All content copyright © 2010-2019 Frank Revelo
Society is an abstraction, equivalent to the individuals who compose society weighted by each individual's influence within the society. In a pyramid society, those at the top have more influence than those at the bottom, whereas in an egalitarian society, everyone has equal influence. In practice, all societies are somewhat pyramidal. In particular, young children and mental defectives never have much influence.
It is in the interest of each individual to take more from society than he gives. For this to be possible, each individual must also want at least some of the other individuals to give more than they take. Given that all societies are pyramidal, what happens is that the more powerful members of society set up a moral code whereby the weaker members of society must give more than they take, while the powerful members take more than they give. This moral code can and ultimately must be enforced by brute physical violence. However, it is also possible to put a policeman in charge of enforcing the moral code inside the individual's head, via early childhood programming or social conditioning. The goal is to punish the individual, via guilt, for even thinking in a way that violates society's moral code, much less acting in violation of the moral code, so as to reduce the number of instances in which a resort to expensive physical violence is required. Social conditioning is possible in humans because of the massive development of the outer cortex of the brain. None of the other animals has a comparable brain.

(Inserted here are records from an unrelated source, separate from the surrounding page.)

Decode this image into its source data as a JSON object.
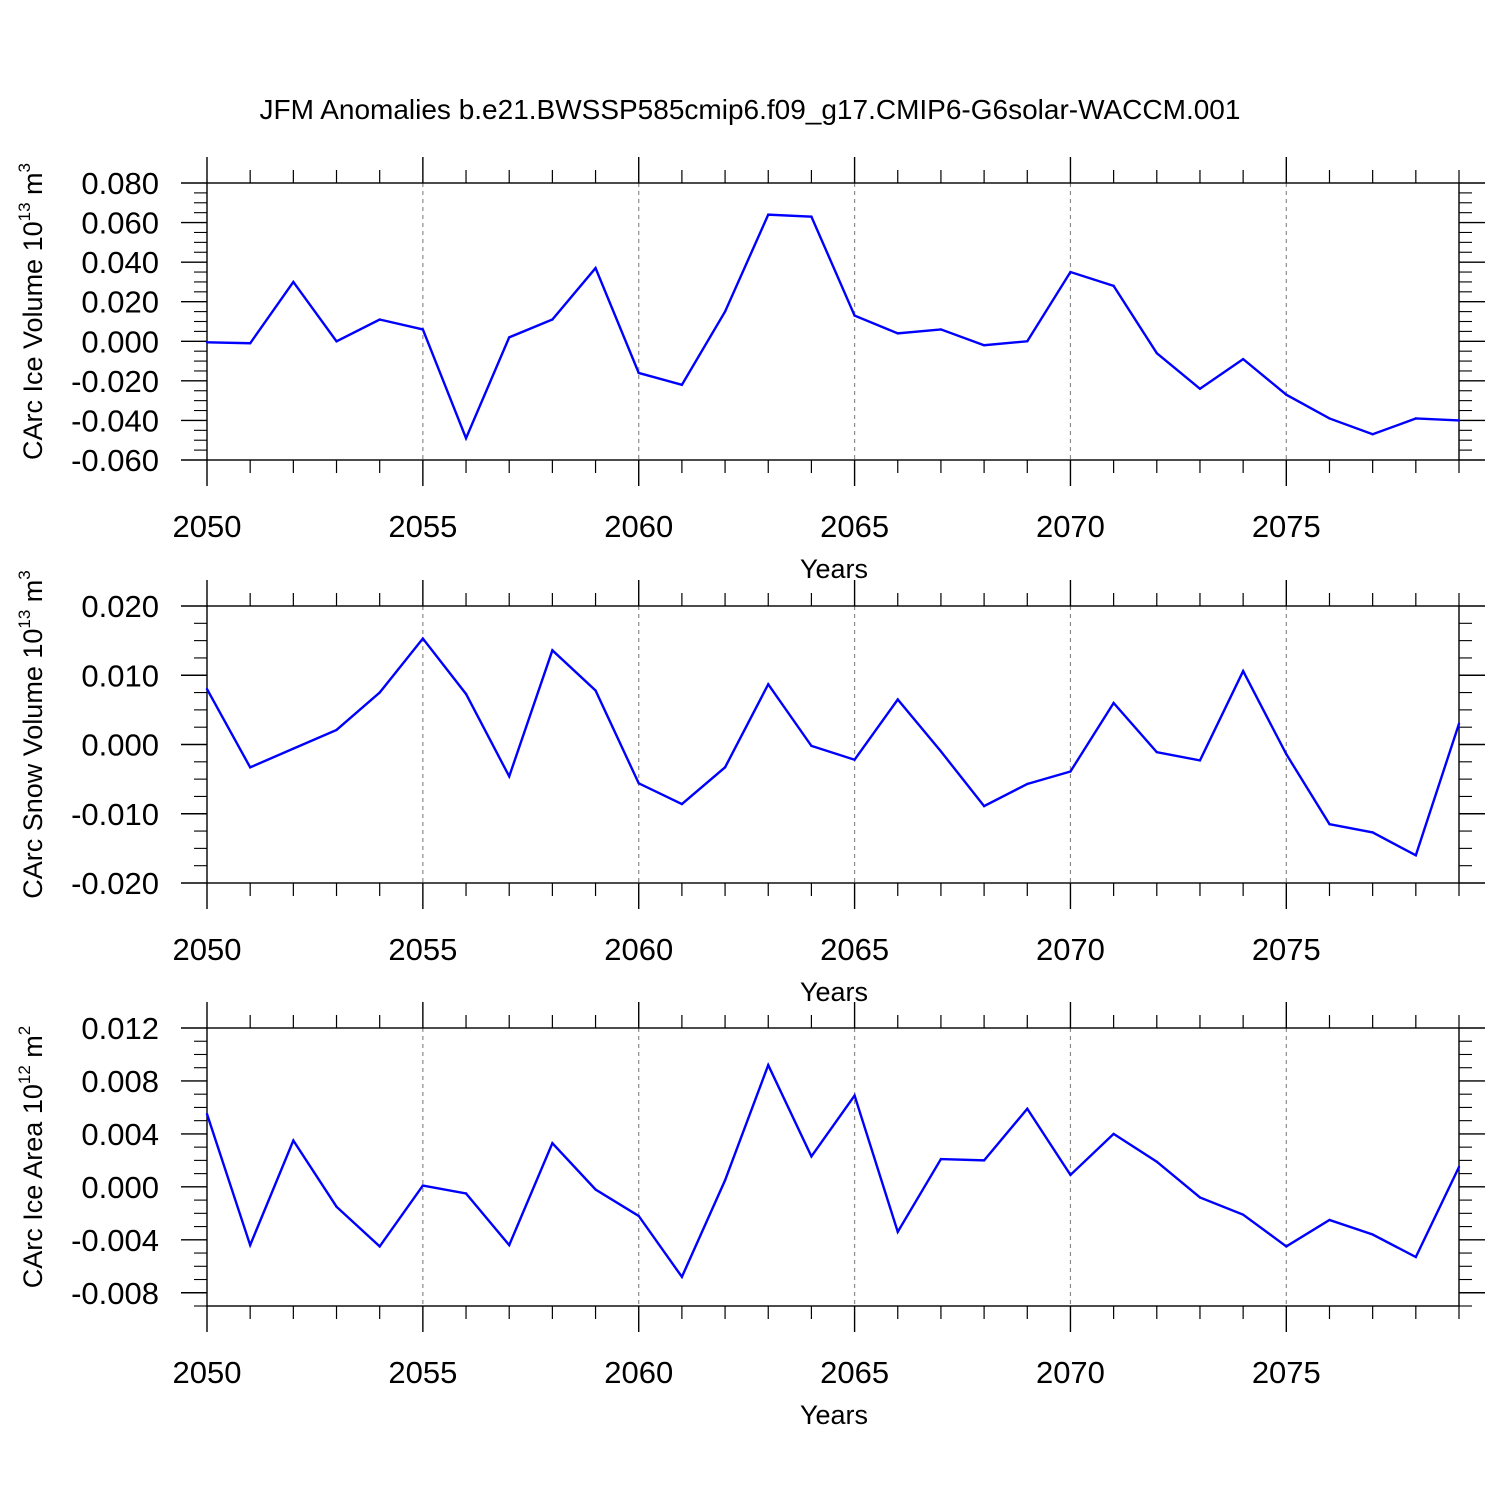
{
  "title": "JFM Anomalies b.e21.BWSSP585cmip6.f09_g17.CMIP6-G6solar-WACCM.001",
  "colors": {
    "line": "#0000ff",
    "axis": "#000000",
    "grid": "#8c8c8c",
    "background": "#ffffff"
  },
  "chart_data": [
    {
      "type": "line",
      "ylabel": {
        "text": "CArc Ice Volume 10",
        "exponent": "13",
        "unit": " m",
        "unit_exponent": "3"
      },
      "xlabel": "Years",
      "xlim": [
        2050,
        2079
      ],
      "ylim": [
        -0.06,
        0.08
      ],
      "yticks": [
        0.08,
        0.06,
        0.04,
        0.02,
        0.0,
        -0.02,
        -0.04,
        -0.06
      ],
      "ytick_labels": [
        "0.080",
        "0.060",
        "0.040",
        "0.020",
        "0.000",
        "-0.020",
        "-0.040",
        "-0.060"
      ],
      "xticks": [
        2050,
        2055,
        2060,
        2065,
        2070,
        2075
      ],
      "xtick_labels": [
        "2050",
        "2055",
        "2060",
        "2065",
        "2070",
        "2075"
      ],
      "grid": "vertical dashed at major x ticks",
      "x": [
        2050,
        2051,
        2052,
        2053,
        2054,
        2055,
        2056,
        2057,
        2058,
        2059,
        2060,
        2061,
        2062,
        2063,
        2064,
        2065,
        2066,
        2067,
        2068,
        2069,
        2070,
        2071,
        2072,
        2073,
        2074,
        2075,
        2076,
        2077,
        2078,
        2079
      ],
      "values": [
        -0.0005,
        -0.001,
        0.03,
        0.0,
        0.011,
        0.006,
        -0.049,
        0.002,
        0.011,
        0.037,
        -0.016,
        -0.022,
        0.015,
        0.064,
        0.063,
        0.013,
        0.004,
        0.006,
        -0.002,
        0.0,
        0.035,
        0.028,
        -0.006,
        -0.024,
        -0.009,
        -0.027,
        -0.039,
        -0.047,
        -0.039,
        -0.04
      ]
    },
    {
      "type": "line",
      "ylabel": {
        "text": "CArc Snow Volume 10",
        "exponent": "13",
        "unit": " m",
        "unit_exponent": "3"
      },
      "xlabel": "Years",
      "xlim": [
        2050,
        2079
      ],
      "ylim": [
        -0.02,
        0.02
      ],
      "yticks": [
        0.02,
        0.01,
        0.0,
        -0.01,
        -0.02
      ],
      "ytick_labels": [
        "0.020",
        "0.010",
        "0.000",
        "-0.010",
        "-0.020"
      ],
      "xticks": [
        2050,
        2055,
        2060,
        2065,
        2070,
        2075
      ],
      "xtick_labels": [
        "2050",
        "2055",
        "2060",
        "2065",
        "2070",
        "2075"
      ],
      "grid": "vertical dashed at major x ticks",
      "x": [
        2050,
        2051,
        2052,
        2053,
        2054,
        2055,
        2056,
        2057,
        2058,
        2059,
        2060,
        2061,
        2062,
        2063,
        2064,
        2065,
        2066,
        2067,
        2068,
        2069,
        2070,
        2071,
        2072,
        2073,
        2074,
        2075,
        2076,
        2077,
        2078,
        2079
      ],
      "values": [
        0.008,
        -0.0033,
        -0.0006,
        0.0021,
        0.0075,
        0.0153,
        0.0073,
        -0.0046,
        0.0136,
        0.0078,
        -0.0056,
        -0.0086,
        -0.0033,
        0.0087,
        -0.0002,
        -0.0022,
        0.0065,
        -0.001,
        -0.0089,
        -0.0057,
        -0.0039,
        0.006,
        -0.0011,
        -0.0023,
        0.0106,
        -0.0014,
        -0.0115,
        -0.0127,
        -0.016,
        0.003
      ]
    },
    {
      "type": "line",
      "ylabel": {
        "text": "CArc Ice Area 10",
        "exponent": "12",
        "unit": " m",
        "unit_exponent": "2"
      },
      "xlabel": "Years",
      "xlim": [
        2050,
        2079
      ],
      "ylim": [
        -0.009,
        0.012
      ],
      "yticks": [
        0.012,
        0.008,
        0.004,
        0.0,
        -0.004,
        -0.008
      ],
      "ytick_labels": [
        "0.012",
        "0.008",
        "0.004",
        "0.000",
        "-0.004",
        "-0.008"
      ],
      "xticks": [
        2050,
        2055,
        2060,
        2065,
        2070,
        2075
      ],
      "xtick_labels": [
        "2050",
        "2055",
        "2060",
        "2065",
        "2070",
        "2075"
      ],
      "grid": "vertical dashed at major x ticks",
      "x": [
        2050,
        2051,
        2052,
        2053,
        2054,
        2055,
        2056,
        2057,
        2058,
        2059,
        2060,
        2061,
        2062,
        2063,
        2064,
        2065,
        2066,
        2067,
        2068,
        2069,
        2070,
        2071,
        2072,
        2073,
        2074,
        2075,
        2076,
        2077,
        2078,
        2079
      ],
      "values": [
        0.0055,
        -0.0044,
        0.0035,
        -0.0015,
        -0.0045,
        0.0001,
        -0.0005,
        -0.0044,
        0.0033,
        -0.0002,
        -0.0022,
        -0.0068,
        0.0005,
        0.0092,
        0.0023,
        0.0069,
        -0.0034,
        0.0021,
        0.002,
        0.0059,
        0.0009,
        0.004,
        0.0019,
        -0.0008,
        -0.0021,
        -0.0045,
        -0.0025,
        -0.0036,
        -0.0053,
        0.0015
      ]
    }
  ]
}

Moral codes that reflect real material world power imbalances and hierarchies might be called "fair". That is, if human A is physically much stronger than human B, then a fair moral code is one which gives A a bigger piece of the pie than B, exactly in proportion to their differences in strength. But human strength is not static. We are weak when young, then grow stronger until reaching a peak sometime in early adulthood, then grow weaker again. There will thus be a temptation by the adults to take advantage of their temporary position of greater strength relative to the young, so as to implant a moral code that disadvantages the young. For example, the older males may implant a moral code in the younger males such that it is the younger males who are obliged to do all the fighting (and thus dying) in warfare. Obviously, these younger males will themselves someday be older males and so have an interest in preserving, to some extent, a system which favors the aged. On the other hand, it is easy to conceive of situations where the young adults are clearly getting the short end of the stick and would be much better off on an overall basis (that is, taking into account both short-run and distant futures, perhaps using some sort of temporal discounting function) if they revolted again their programming. Indeed, it is the rule in highly developed societies that young adults would be advised to spend considerable amounts of time and energy reprogramming themselves (studying religion and philosophy).
Furthermore, as society becomes more complex, we can no longer simply compare individuals, but rather must consider alliances as well, and this makes determination of relative strength extremely difficult, which open the door to deceit, bluffing and other advanced negotiating tactics so as to get a bigger slice of the pie than would result from the fair distribution (as defined above). In other words, potentially anyone in society can have a less-than-optimal spiritual configuration, meaning a belief system or pattern of thinking such that they give more to society and receive less, and hence are less happy, than would be the case if they reconfigured their spiritual configuration. That is, it is normal for a large proporition of the population in complex society to be mentally ill (the state just described).
Conflict between society and individual is mirrored in conflict between spirit and soul within the individual, except that it is normally the individual who changes, not society, whereas it is always spirit which changes, and never soul.